El Salmo 133 tiene tres versículos y una sola idea: la bondad de que los hermanos habiten juntos. Es uno de los Cantos de las Subidas y se atribuye a David en su encabezado.
Para describir esa unión el salmo usa dos imágenes de algo que desciende y se extiende. La primera es el aceite de la unción sobre la cabeza de Aharón, que baja por la barba hasta el borde de sus vestiduras. La segunda es el rocío del Jermón, la montaña del norte, que cae sobre los montes de Tzión.
Ambas imágenes tienen en común que el bien no se queda arriba: baja, alcanza los extremos y no se pierde en el camino. El versículo final explica por qué ese lugar importa: allí Hashem ordenó la bendición, vida para siempre.
Cuándo se dice:
El día 27 del ciclo mensual de Tehilim
Ketal Jermón sheyored al harré Tzión, ki sham tzivá Adonai et haberajá, jayim ad haolam.
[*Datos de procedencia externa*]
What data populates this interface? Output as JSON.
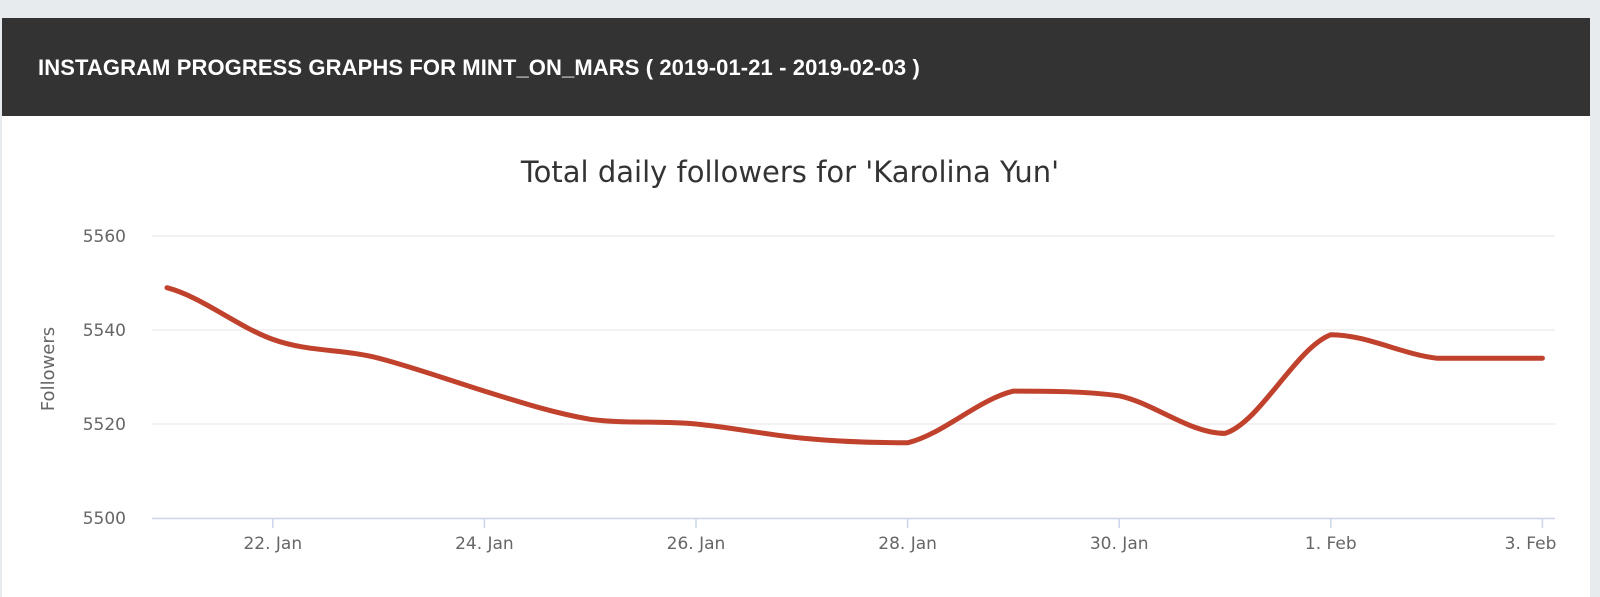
{
  "header": {
    "title": "INSTAGRAM PROGRESS GRAPHS FOR MINT_ON_MARS ( 2019-01-21 - 2019-02-03 )"
  },
  "colors": {
    "header_bg": "#333333",
    "line": "#c0412c",
    "grid": "#e6e6e6",
    "axis": "#ccd6eb"
  },
  "chart_data": {
    "type": "line",
    "title": "Total daily followers for 'Karolina Yun'",
    "xlabel": "",
    "ylabel": "Followers",
    "ylim": [
      5500,
      5560
    ],
    "yticks": [
      "5500",
      "5520",
      "5540",
      "5560"
    ],
    "xticks": [
      "22. Jan",
      "24. Jan",
      "26. Jan",
      "28. Jan",
      "30. Jan",
      "1. Feb",
      "3. Feb"
    ],
    "grid": true,
    "legend": "none",
    "series": [
      {
        "x": [
          "2019-01-21",
          "2019-01-22",
          "2019-01-23",
          "2019-01-24",
          "2019-01-25",
          "2019-01-26",
          "2019-01-27",
          "2019-01-28",
          "2019-01-29",
          "2019-01-30",
          "2019-01-31",
          "2019-02-01",
          "2019-02-02",
          "2019-02-03"
        ],
        "values": [
          5549,
          5538,
          5534,
          5527,
          5521,
          5520,
          5517,
          5516,
          5527,
          5526,
          5518,
          5539,
          5534,
          5534
        ]
      }
    ]
  }
}
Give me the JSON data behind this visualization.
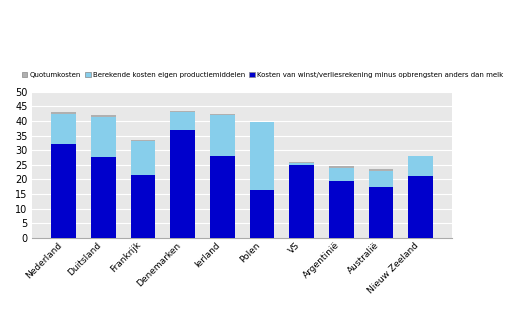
{
  "categories": [
    "Nederland",
    "Duitsland",
    "Frankrijk",
    "Denemarken",
    "Ierland",
    "Polen",
    "VS",
    "Argentinië",
    "Australië",
    "Nieuw Zeeland"
  ],
  "blue_values": [
    32,
    27.5,
    21.5,
    37,
    28,
    16.5,
    25,
    19.5,
    17.5,
    21
  ],
  "light_blue_values": [
    10.5,
    14,
    11.5,
    6,
    14,
    23,
    0.5,
    4.5,
    5.5,
    7
  ],
  "gray_values": [
    0.5,
    0.5,
    0.5,
    0.5,
    0.5,
    0,
    0.5,
    0.5,
    0.5,
    0
  ],
  "legend_labels": [
    "Quotumkosten",
    "Berekende kosten eigen productiemiddelen",
    "Kosten van winst/verliesrekening minus opbrengsten anders dan melk"
  ],
  "colors": {
    "gray": "#b0b0b0",
    "light_blue": "#87ceeb",
    "dark_blue": "#0000cc"
  },
  "ylim": [
    0,
    50
  ],
  "yticks": [
    0,
    5,
    10,
    15,
    20,
    25,
    30,
    35,
    40,
    45,
    50
  ],
  "background_color": "#ffffff",
  "ax_background": "#e8e8e8"
}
Como el rocío del Jermón que desciende sobre los montes de Tzión; porque allí ordenó Hashem la bendición: vida para siempre.
Preguntas frecuentes
¿Qué significa el Salmo 133?
El Salmo 133 celebra la unión entre hermanos y la describe con dos imágenes de algo que desciende sin perderse: el aceite de la unción que baja de la cabeza de Aharón hasta el borde de sus vestiduras, y el rocío del Jermón que cae sobre los montes de Tzión. En ambos casos lo que está arriba alcanza a lo que está abajo. El salmo concluye que en ese lugar Hashem ordenó la bendición y la vida para siempre.
¿Por qué el Salmo 133 menciona a Aharón?
Aharón fue ungido como kohén gadol con el aceite de la unción, que se derramaba sobre su cabeza. El salmo elige esa escena porque el aceite no se queda en el punto donde cae: desciende por la barba y llega hasta la ropa. Además, la tradición recuerda a Aharón como quien perseguía la paz entre las personas, lo que lo hace especialmente apropiado para un salmo sobre la unión.
¿Qué es el rocío del Jermón?
El Jermón es la montaña más alta del norte de la Tierra de Yisrael, conocida por su humedad abundante. El salmo imagina ese rocío descendiendo sobre los montes de Tzión, muy lejos hacia el sur, como una bendición que viaja de un extremo a otro. Es la misma idea que la del aceite: algo bueno que no se detiene donde nace.